To balance this lever the torques on each side of the fulcrum must be equal. Torque is weight x distance from the fulcrum so the equation for equilibrium is:

R_ad_a = R_bd_b

Solving for R_a, our missing value, and plugging in our variables yields:

R_a = \( \frac{R_bd_b}{d_a} \) = \( \frac{65 lbs. \times 3 ft.}{4 ft.} \) = \( \frac{195 ft⋅lb}{4 ft.} \) = 48.75 lbs.

Work is accomplished when force is applied to an object: W = Fd where F is force in newtons (N) and d is distance in meters (m). Thus, the more force that must be applied to move an object, the more work is done and the farther an object is moved by exerting force, the more work is done. By definition, work is the displacement of an object resulting from applied force.

A first-class lever is used to increase force or distance while changing the direction of the force. The lever pivots on a fulcrum and, when a force is applied to the lever at one side of the fulcrum, the other end moves in the opposite direction. The position of the fulcrum also defines the mechanical advantage of the lever. If the fulcrum is closer to the force being applied, the load can be moved a greater distance at the expense of requiring a greater input force. If the fulcrum is closer to the load, less force is required but the force must be applied over a longer distance. An example of a first-class lever is a seesaw / teeter-totter.
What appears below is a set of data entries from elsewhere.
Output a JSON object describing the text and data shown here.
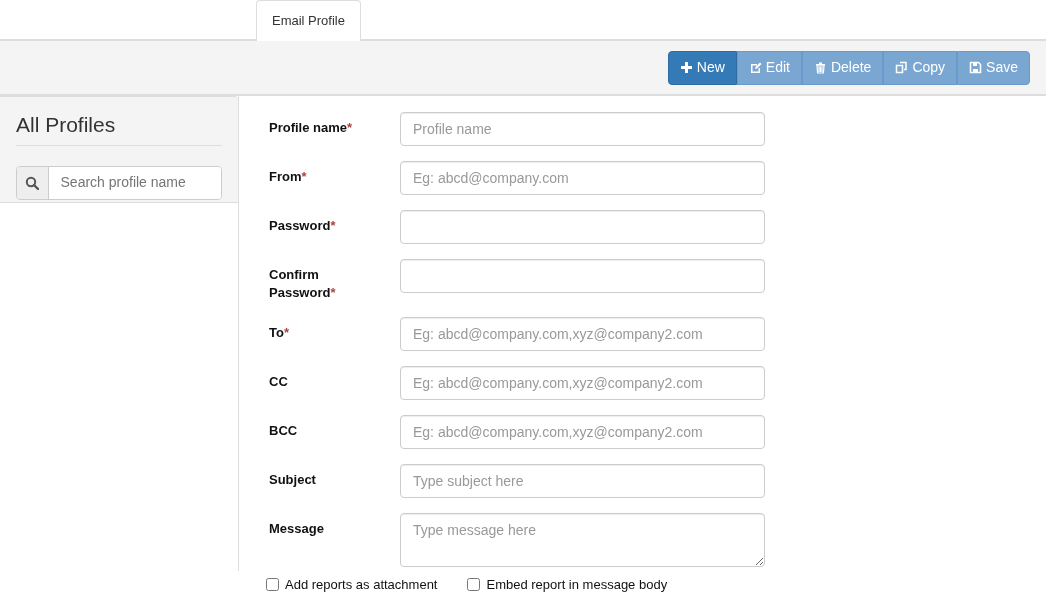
{
  "tabs": [
    {
      "label": "Email Profile",
      "selected": true
    }
  ],
  "toolbar": {
    "buttons": [
      {
        "label": "New",
        "disabled": false
      },
      {
        "label": "Edit",
        "disabled": true
      },
      {
        "label": "Delete",
        "disabled": true
      },
      {
        "label": "Copy",
        "disabled": true
      },
      {
        "label": "Save",
        "disabled": true
      }
    ]
  },
  "sidebar": {
    "title": "All Profiles",
    "search": {
      "placeholder": "Search profile name"
    }
  },
  "form": {
    "fields": [
      {
        "label": "Profile name",
        "required": true,
        "kind": "text",
        "placeholder": "Profile name"
      },
      {
        "label": "From",
        "required": true,
        "kind": "text",
        "placeholder": "Eg: abcd@company.com"
      },
      {
        "label": "Password",
        "required": true,
        "kind": "password"
      },
      {
        "label": "Confirm Password",
        "required": true,
        "kind": "password"
      },
      {
        "label": "To",
        "required": true,
        "kind": "text",
        "placeholder": "Eg: abcd@company.com,xyz@company2.com"
      },
      {
        "label": "CC",
        "required": false,
        "kind": "text",
        "placeholder": "Eg: abcd@company.com,xyz@company2.com"
      },
      {
        "label": "BCC",
        "required": false,
        "kind": "text",
        "placeholder": "Eg: abcd@company.com,xyz@company2.com"
      },
      {
        "label": "Subject",
        "required": false,
        "kind": "text",
        "placeholder": "Type subject here"
      },
      {
        "label": "Message",
        "required": false,
        "kind": "textarea",
        "placeholder": "Type message here"
      }
    ],
    "required_mark": "*",
    "options": [
      {
        "label": "Add reports as attachment",
        "checked": false
      },
      {
        "label": "Embed report in message body",
        "checked": false
      }
    ]
  }
}
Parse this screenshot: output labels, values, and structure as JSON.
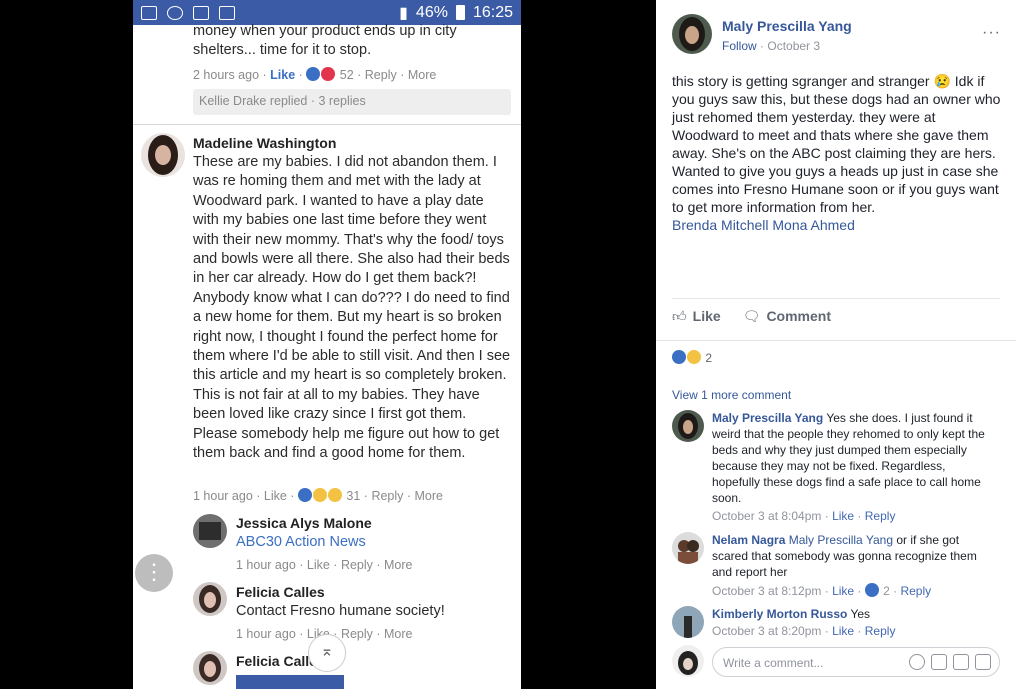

The more mass a substance has the more force is required to move it or to change its direction. This resistance to changes in direction is known as inertia.

Pascal's law states that a pressure change occurring anywhere in a confined incompressible fluid is transmitted throughout the fluid such that the same change occurs everywhere. For a hydraulic system, this means that a pressure applied to the input of the system will increase the pressure everywhere in the system.